Gay leaders in Florida have all heard the rumors, and many believe that Crist is something other than straight. But the gay community also seems willing to live with a closeted gay man in office. And just as in the case of Republicans, the reasons behind their tolerance are pure politics.
"Anybody in the gay community who's working politically knows the policy nationally," Rusty Gordon, vice president of the Florida GLBT Democratic Caucus, says about the rules of outing. "Unless the politician has done something to seriously harm the gay community, outing them is considered bigotry."
In other words, because Crist is moderate on gay issues, outing him is a form of gay-bashing. But if he ever turns his back on gays, he'll be fair game.
In the days after the Foley scandal, Crist's handlers scrambled to distance their man from the fallout. They debunked theories that Crist had been close with Foley, including a widespread rumor that the two men had once been roommates. They released policy statements designed to direct attention away from Crist's personal life. Crist's comments on the Foley scandal, which he was required as attorney general to investigate, were short and neutral.
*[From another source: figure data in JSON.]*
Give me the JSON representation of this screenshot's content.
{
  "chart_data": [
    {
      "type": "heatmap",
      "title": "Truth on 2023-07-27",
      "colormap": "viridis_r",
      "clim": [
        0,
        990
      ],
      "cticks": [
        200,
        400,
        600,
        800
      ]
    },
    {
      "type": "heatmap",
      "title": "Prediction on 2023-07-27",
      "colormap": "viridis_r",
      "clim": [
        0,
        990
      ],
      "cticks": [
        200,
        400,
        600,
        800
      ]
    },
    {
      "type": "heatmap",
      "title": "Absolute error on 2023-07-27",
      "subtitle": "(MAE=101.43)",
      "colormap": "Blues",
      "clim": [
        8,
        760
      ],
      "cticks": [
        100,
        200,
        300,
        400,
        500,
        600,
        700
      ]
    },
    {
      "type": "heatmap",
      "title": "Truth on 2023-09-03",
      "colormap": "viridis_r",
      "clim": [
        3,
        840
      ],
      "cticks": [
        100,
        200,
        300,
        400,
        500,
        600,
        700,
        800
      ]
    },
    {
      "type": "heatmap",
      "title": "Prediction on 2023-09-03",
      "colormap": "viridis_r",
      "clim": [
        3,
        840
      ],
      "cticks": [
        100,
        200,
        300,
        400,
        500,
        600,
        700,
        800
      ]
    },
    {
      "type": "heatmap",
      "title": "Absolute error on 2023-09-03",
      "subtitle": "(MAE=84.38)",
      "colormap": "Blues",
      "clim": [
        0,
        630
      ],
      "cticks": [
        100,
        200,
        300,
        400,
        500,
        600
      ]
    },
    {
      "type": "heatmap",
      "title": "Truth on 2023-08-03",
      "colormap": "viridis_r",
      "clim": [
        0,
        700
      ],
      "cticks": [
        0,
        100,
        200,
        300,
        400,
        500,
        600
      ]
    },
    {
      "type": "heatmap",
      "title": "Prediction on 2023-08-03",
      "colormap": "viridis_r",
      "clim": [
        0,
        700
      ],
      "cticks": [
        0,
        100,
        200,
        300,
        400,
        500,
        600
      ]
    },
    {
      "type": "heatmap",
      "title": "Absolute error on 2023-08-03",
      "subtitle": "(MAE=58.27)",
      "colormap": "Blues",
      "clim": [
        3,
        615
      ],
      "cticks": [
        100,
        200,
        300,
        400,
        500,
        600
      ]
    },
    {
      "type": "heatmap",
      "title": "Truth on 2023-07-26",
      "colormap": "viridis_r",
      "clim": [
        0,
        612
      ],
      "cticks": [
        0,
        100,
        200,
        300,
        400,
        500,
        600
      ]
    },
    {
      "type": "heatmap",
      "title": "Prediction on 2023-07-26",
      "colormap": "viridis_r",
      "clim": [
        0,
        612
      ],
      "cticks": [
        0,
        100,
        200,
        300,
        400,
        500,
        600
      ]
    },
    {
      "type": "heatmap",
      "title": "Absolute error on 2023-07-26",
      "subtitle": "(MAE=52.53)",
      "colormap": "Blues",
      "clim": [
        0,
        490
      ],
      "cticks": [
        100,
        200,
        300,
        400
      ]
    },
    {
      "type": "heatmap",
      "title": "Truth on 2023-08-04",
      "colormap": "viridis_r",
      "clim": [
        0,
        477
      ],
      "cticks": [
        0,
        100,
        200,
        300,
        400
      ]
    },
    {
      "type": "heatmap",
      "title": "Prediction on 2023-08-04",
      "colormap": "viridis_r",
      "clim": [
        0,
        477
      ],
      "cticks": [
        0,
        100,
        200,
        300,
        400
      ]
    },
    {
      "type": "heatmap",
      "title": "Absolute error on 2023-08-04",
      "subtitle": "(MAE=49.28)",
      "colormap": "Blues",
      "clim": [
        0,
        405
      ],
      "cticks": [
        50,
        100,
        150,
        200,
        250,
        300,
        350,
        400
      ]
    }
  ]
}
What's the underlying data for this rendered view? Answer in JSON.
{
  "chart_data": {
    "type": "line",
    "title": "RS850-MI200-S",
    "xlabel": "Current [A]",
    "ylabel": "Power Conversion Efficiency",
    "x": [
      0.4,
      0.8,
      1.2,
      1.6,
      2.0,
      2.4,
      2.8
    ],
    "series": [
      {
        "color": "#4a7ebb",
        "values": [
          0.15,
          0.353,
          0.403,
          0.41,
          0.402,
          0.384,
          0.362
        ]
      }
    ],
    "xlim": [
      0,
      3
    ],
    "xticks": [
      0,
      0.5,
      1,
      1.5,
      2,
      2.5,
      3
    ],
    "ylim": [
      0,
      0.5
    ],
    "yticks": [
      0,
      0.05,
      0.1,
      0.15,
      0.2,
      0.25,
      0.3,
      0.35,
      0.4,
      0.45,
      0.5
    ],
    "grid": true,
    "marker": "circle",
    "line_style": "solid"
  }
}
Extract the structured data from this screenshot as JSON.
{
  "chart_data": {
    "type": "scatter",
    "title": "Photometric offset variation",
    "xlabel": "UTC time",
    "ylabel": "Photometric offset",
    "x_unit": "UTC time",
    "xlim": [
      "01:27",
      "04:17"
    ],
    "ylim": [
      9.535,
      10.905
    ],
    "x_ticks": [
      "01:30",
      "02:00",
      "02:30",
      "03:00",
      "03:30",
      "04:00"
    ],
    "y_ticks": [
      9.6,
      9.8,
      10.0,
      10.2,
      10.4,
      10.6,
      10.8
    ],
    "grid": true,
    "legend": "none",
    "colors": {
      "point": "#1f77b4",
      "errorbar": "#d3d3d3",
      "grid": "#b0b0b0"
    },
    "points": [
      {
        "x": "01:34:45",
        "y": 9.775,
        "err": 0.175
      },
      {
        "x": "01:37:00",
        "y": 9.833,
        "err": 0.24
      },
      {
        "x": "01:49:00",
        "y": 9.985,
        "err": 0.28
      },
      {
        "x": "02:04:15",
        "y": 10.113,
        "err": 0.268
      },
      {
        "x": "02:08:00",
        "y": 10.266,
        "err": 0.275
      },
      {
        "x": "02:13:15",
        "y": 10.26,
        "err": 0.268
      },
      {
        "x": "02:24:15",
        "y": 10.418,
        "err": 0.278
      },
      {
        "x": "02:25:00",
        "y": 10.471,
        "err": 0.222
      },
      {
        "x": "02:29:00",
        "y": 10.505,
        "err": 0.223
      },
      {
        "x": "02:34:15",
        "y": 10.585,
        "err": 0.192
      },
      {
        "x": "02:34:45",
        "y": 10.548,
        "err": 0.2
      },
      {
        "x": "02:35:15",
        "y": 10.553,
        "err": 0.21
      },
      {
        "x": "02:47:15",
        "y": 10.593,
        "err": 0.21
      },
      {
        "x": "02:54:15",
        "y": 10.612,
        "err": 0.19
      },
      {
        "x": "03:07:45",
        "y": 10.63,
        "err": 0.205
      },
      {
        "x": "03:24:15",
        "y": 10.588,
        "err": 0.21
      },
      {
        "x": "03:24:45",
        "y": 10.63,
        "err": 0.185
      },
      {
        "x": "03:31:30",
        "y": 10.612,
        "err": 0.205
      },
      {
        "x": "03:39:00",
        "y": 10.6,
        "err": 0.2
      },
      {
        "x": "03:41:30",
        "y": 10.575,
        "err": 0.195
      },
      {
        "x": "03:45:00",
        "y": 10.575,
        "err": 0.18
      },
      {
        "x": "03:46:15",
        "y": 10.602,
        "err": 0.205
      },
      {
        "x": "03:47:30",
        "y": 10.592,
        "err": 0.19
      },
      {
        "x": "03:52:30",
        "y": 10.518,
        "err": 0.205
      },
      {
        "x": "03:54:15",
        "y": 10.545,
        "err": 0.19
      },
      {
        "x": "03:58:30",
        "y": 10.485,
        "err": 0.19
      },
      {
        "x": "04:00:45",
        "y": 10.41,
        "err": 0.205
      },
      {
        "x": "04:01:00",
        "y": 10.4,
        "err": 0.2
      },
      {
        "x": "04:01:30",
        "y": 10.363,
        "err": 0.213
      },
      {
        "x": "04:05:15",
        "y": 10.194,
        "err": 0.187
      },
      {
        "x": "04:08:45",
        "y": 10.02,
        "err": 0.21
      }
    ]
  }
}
But for the most part, the Crist machine is sticking to its original strategy: Don't let the rumors land. Throughout election season, the Crist campaign has refused to answer questions from reporters seeking to discuss Crist's sexuality. Kathryn Pemble, Crist's girlfriend, and Amanda Morrow, his ex-wife, don't return phone calls from reporters. And when Crist can't avoid the question, he answers it quickly and without elaboration: no.
The Crist campaign hopes it's enough to get them to Election Day.